Use `run_in_background: true` (no Bash 600s limit for background tasks). The script polls every 3s for up to 20 minutes.

Two exit conditions:
1. **Output ready**: output file non-empty (size > 0) and size unchanged between consecutive polls → `status: "complete"`
2. **Timeout**: reached 1200s limit → `status: "timeout"`

Always exit 0. Result expressed via JSON `status` field.

When the background task completes, read the JSON output and proceed to Step 4.

### Step 4: Collect + Synthesize (REQUIRES Step 3 JSON)

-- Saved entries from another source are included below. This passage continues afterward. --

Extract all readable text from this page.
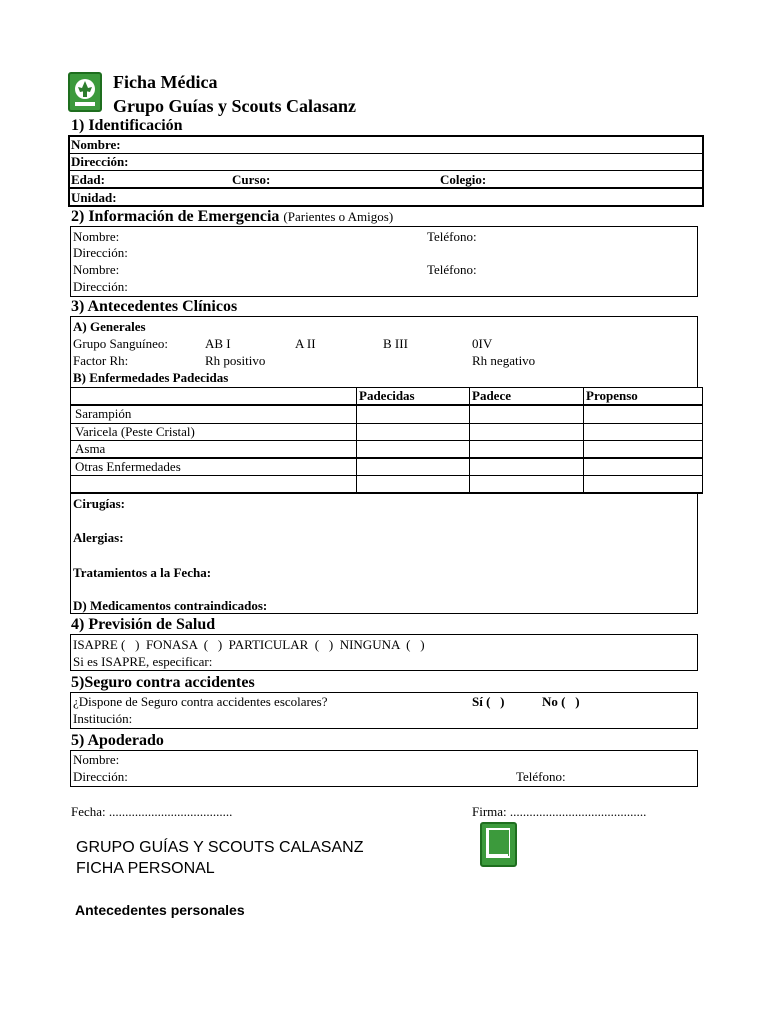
Ficha Médica
Grupo Guías y Scouts Calasanz
1) Identificación
Nombre:
Dirección:
Edad:	Curso:	Colegio:
Unidad:
2) Información de Emergencia (Parientes o Amigos)
Nombre:	Teléfono:
Dirección:
Nombre:	Teléfono:
Dirección:
3) Antecedentes Clínicos
A) Generales
Grupo Sanguíneo:	AB I	A II	B III	0IV
Factor Rh:	Rh positivo	Rh negativo
B) Enfermedades Padecidas
Padecidas	Padece	Propenso
Sarampión
Varicela (Peste Cristal)
Asma
Otras Enfermedades
Cirugías:
Alergias:
Tratamientos a la Fecha:
D) Medicamentos contraindicados:
4) Previsión de Salud
ISAPRE (   )  FONASA  (   )  PARTICULAR  (   )  NINGUNA  (   )
Si es ISAPRE, especificar:
5)Seguro contra accidentes
¿Dispone de Seguro contra accidentes escolares?	Sí (   )	No (   )
Institución:
5) Apoderado
Nombre:
Dirección:	Teléfono:
Fecha: ......................................	Firma: ..........................................
GRUPO GUÍAS Y SCOUTS CALASANZ
FICHA PERSONAL
Antecedentes personales
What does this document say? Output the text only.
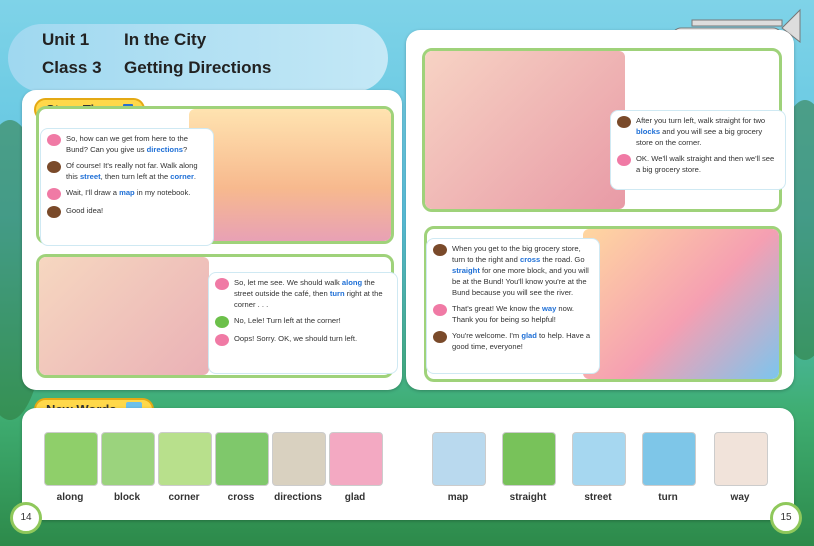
Unit 1 In the City
Class 3 Getting Directions
So, how can we get from here to the Bund? Can you give us directions?
Of course! It's really not far. Walk along this street, then turn left at the corner.
Wait, I'll draw a map in my notebook.
Good idea!
So, let me see. We should walk along the street outside the café, then turn right at the corner . . .
No, Lele! Turn left at the corner!
Oops! Sorry. OK, we should turn left.
After you turn left, walk straight for two blocks and you will see a big grocery store on the corner.
OK. We'll walk straight and then we'll see a big grocery store.
When you get to the big grocery store, turn to the right and cross the road. Go straight for one more block, and you will be at the Bund! You'll know you're at the Bund because you will see the river.
That's great! We know the way now. Thank you for being so helpful!
You're welcome. I'm glad to help. Have a good time, everyone!
along	block	corner	cross	directions	glad	map	straight	street	turn	way
14	15
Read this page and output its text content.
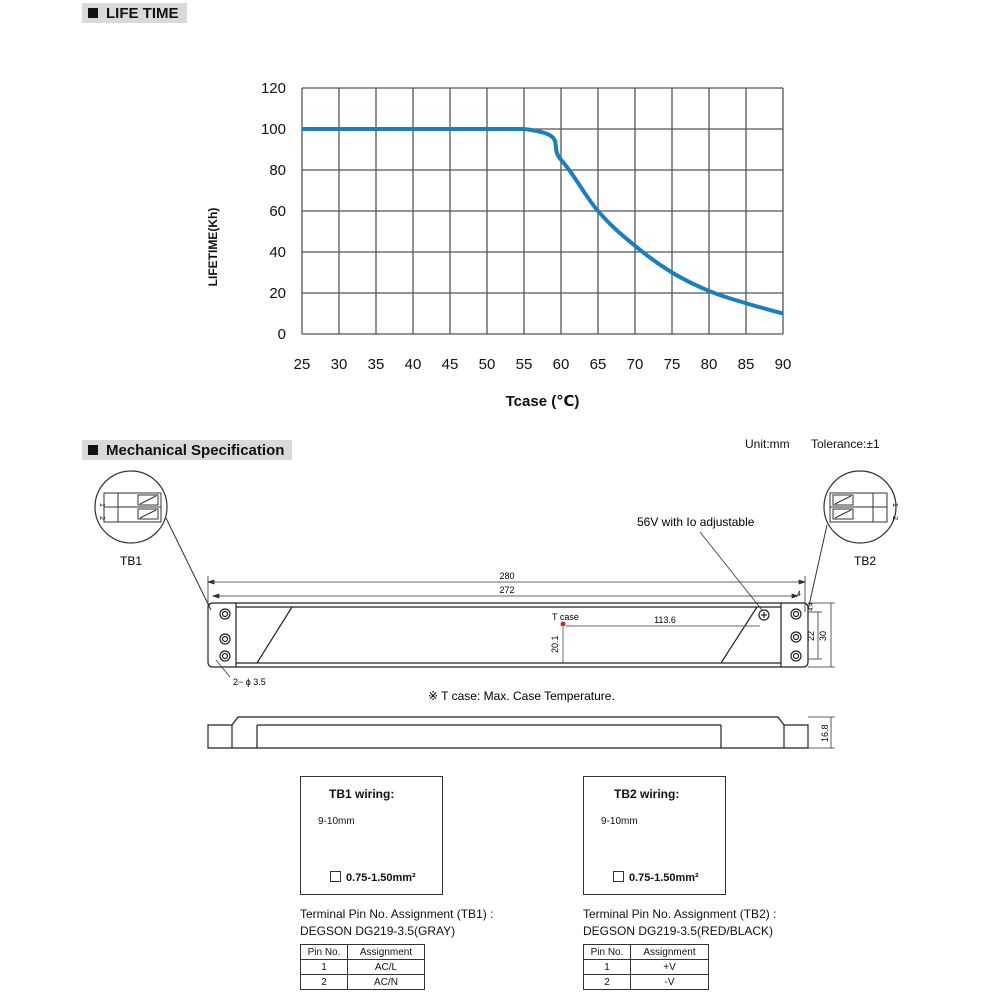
LIFE TIME
25 30 35 40 45 50 55 60 65 70 75 80 85 90
0
20
40
60
80
100
120
Tcase (℃)
LIFETIME(Kh)
Mechanical Specification	Unit:mm Tolerance:±1
1
2
TB1
1
2
TB2
56V with Io adjustable
280
272
T case	113.6
20.1	30
22
4
4.4
2− ϕ 3.5
※ T case: Max. Case Temperature.
16.8
TB1 wiring:
9-10mm
0.75-1.50mm²
TB2 wiring:
9-10mm
0.75-1.50mm²
Terminal Pin No. Assignment (TB1) :
DEGSON DG219-3.5(GRAY)
Pin No.	Assignment
1	AC/L
2	AC/N
Terminal Pin No. Assignment (TB2) :
DEGSON DG219-3.5(RED/BLACK)
Pin No.	Assignment
1	+V
2	-V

**Do NOT enter this step without the JSON output from Step 3.**

1. **Parse the wait script JSON** — extract `gemini.status` and `codex.status`
2. **Read output files** only for AIs with `"complete"` status
3. **Compute confidence** — see `references/confidence-system.md`
4. **Write synthesis** — see `references/collab-protocol.md` for template

If both AIs failed → Claude-only analysis with explicit warning.
If one AI failed → two-way synthesis, note missing perspective.

### Session Structure

```
.ultra/collab/<SESSION_ID>/
  ├── metadata.json
  ├── claude-analysis.md
  ├── gemini-output.md
  ├── codex-output.md
  └── synthesis.md
```

## Modes

- **decision** — Architecture/design decisions with three independent recommendations
- **diagnose** — Bug diagnosis with three sets of top-3 hypotheses, ranked by consensus
- **audit** — Code audit with findings graded by consensus count (3=critical, 2=high, 1=investigate)
- **estimate** — Effort estimation with confidence based on estimate convergence

## Confidence System

| Level | Agreement | Meaning |
|-------|-----------|---------|
| **Consensus** | 3/3 agree | Highest confidence — strongly recommended |
| **Majority** | 2/3 agree | High confidence — investigate the dissenting view |
| **No Consensus** | All differ | Low confidence — decompose the problem or gather more data |

## Degraded Operation

- **One AI fails**: Continue with two-way comparison, note the missing perspective
- **Two AIs fail**: Claude-only analysis with explicit warning about reduced confidence
- Never block the workflow on external AI failures

## Reference Files

Read these when you need details beyond what's in this SKILL.md:

- **`references/orchestration-flow.md`** — READ when setting up session dirs, collecting results, or writing metadata.json. Contains session setup commands, parallel invocation patterns, result collection steps, and metadata schema.
- **`references/cross-verify-modes.md`** — READ when you need mode-specific prompt templates or scoring criteria. Contains detailed definitions for decision/diagnose/audit/estimate modes.
- **`references/confidence-system.md`** — READ when computing confidence scores. Contains consensus calculation rules and thresholds.
- **`references/collab-protocol.md`** — READ when writing synthesis reports. Contains core principles, synthesis report template, session management, and error handling.